[RÉUSSIR SA CARRIÈRE] Votre cerveau au bureau, de David Rock (2013)
Et vous, saurez-vous appliquer ces pistes ?
Enfin, une autre méthode consiste à appliquer le recadrage positif. Il s'agit d'une réponse à la gestion de nos émotions. Voir le positif plutôt que la menace (ex : dans les questions de notre interlocuteur). Il est à réaliser en amont d'une forte émotion. Il existe 4 types de recadrage :
Et si nous pouvions faire de notre cerveau notre meilleur outil au travail plutôt que de le subir, se traduisant alors par des excès d'émotions et des comportements inadaptés ?

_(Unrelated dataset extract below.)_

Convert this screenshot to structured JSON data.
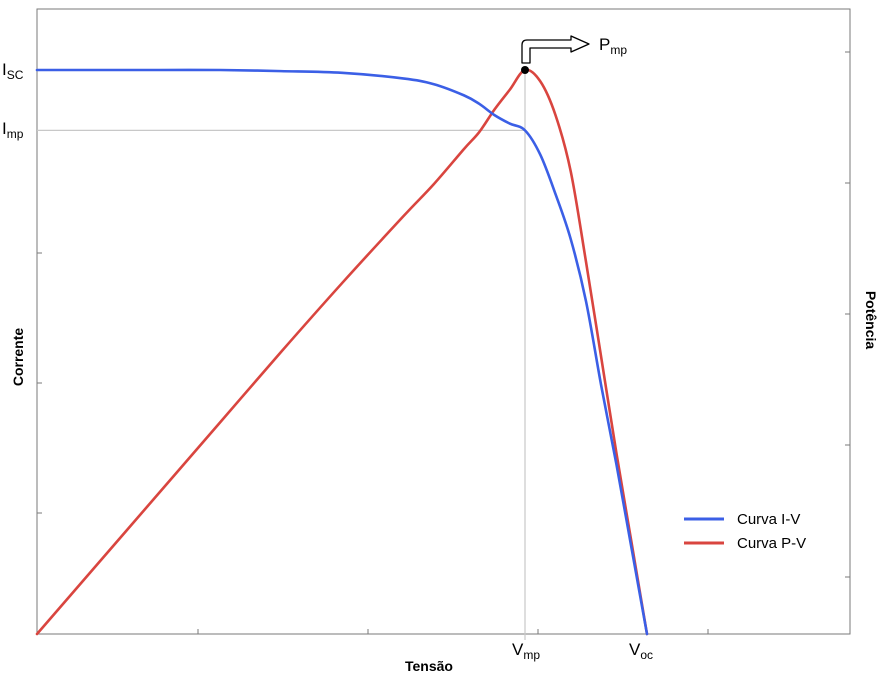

Spécialiste de la neurosciences, l'auteur nous fournit les clés pour faire de notre cerveau un véritable allié. Ce que nous allons découvrir à travers les thèmes suivants :
- La gestion de son énergie cérébrale ;
- La gestion des priorités ;
- La prise de décision ;
- La performance de son cerveau ;
- La gestion des émotions ;
- La présentation du modèle "SCARF" ;
- La gestion de la communication.
1 - De la bonne gestion de son énergie cérébrale
Cette première partie met fin à plusieurs idées préconçues qui vous permettront d'optimiser la gestion de votre énergie cérébrale. Elle nous explique également les facteurs les plus consommateurs.

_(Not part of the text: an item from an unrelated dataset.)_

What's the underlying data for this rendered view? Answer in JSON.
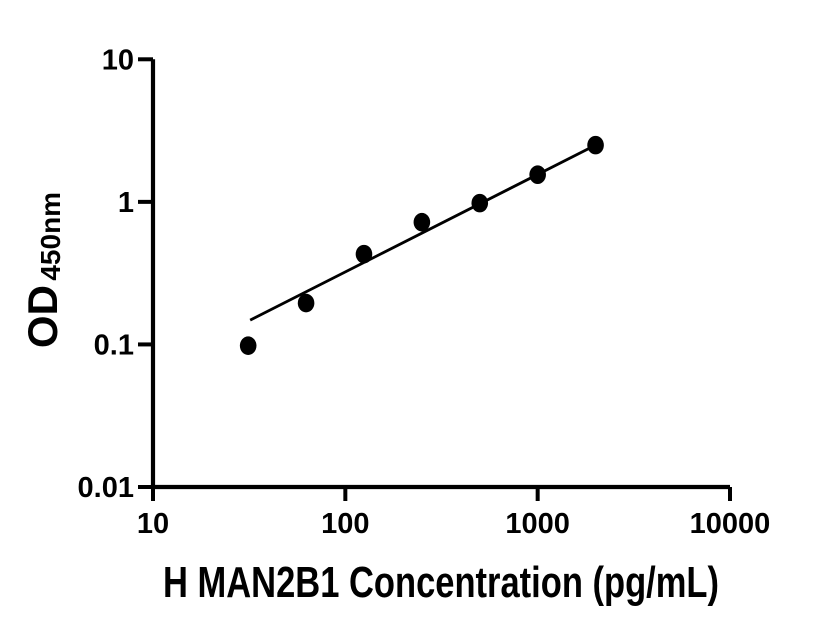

Si beaucoup d'entre nous pensent que le multitâche est efficace pour paralléliser les tâches et en faire plus en moins de temps, la réalité en est toute autre. En effet, le multitâche nous fait perdre 10 points
de QI ! Il est donc au contraire recommander de se concentrer sur une tâche à la fois.
Une autre idée préconçue est de chercher à donner des conseils aux autres avec la bonne intention de les aider. En réalité, plutôt il est recommandé de poser les
questions
amenant votre interlocuteur à trouver ce conseil lui-même. C'est d'ailleurs une des notions de base du coaching comme nous le verrons dans un prochain billet.
2 facteurs majeurs sont particulièrement consommateur en énergie cérébrale :
- Le cortex préfrontal permet 5 fonctions : comprendre, décider, se souvenir, mémoriser et inhiber. Cette partie du cerveau est la plus consommatrice en énergie. Il convient donc d'utiliser ces fonctions à bon escient pour les rendre au service de ce qui est vraiment utile ;
- Le souvenir : Plus un événement est ancien, plus il est consommateur en énergie pour retrouver ce souvenir.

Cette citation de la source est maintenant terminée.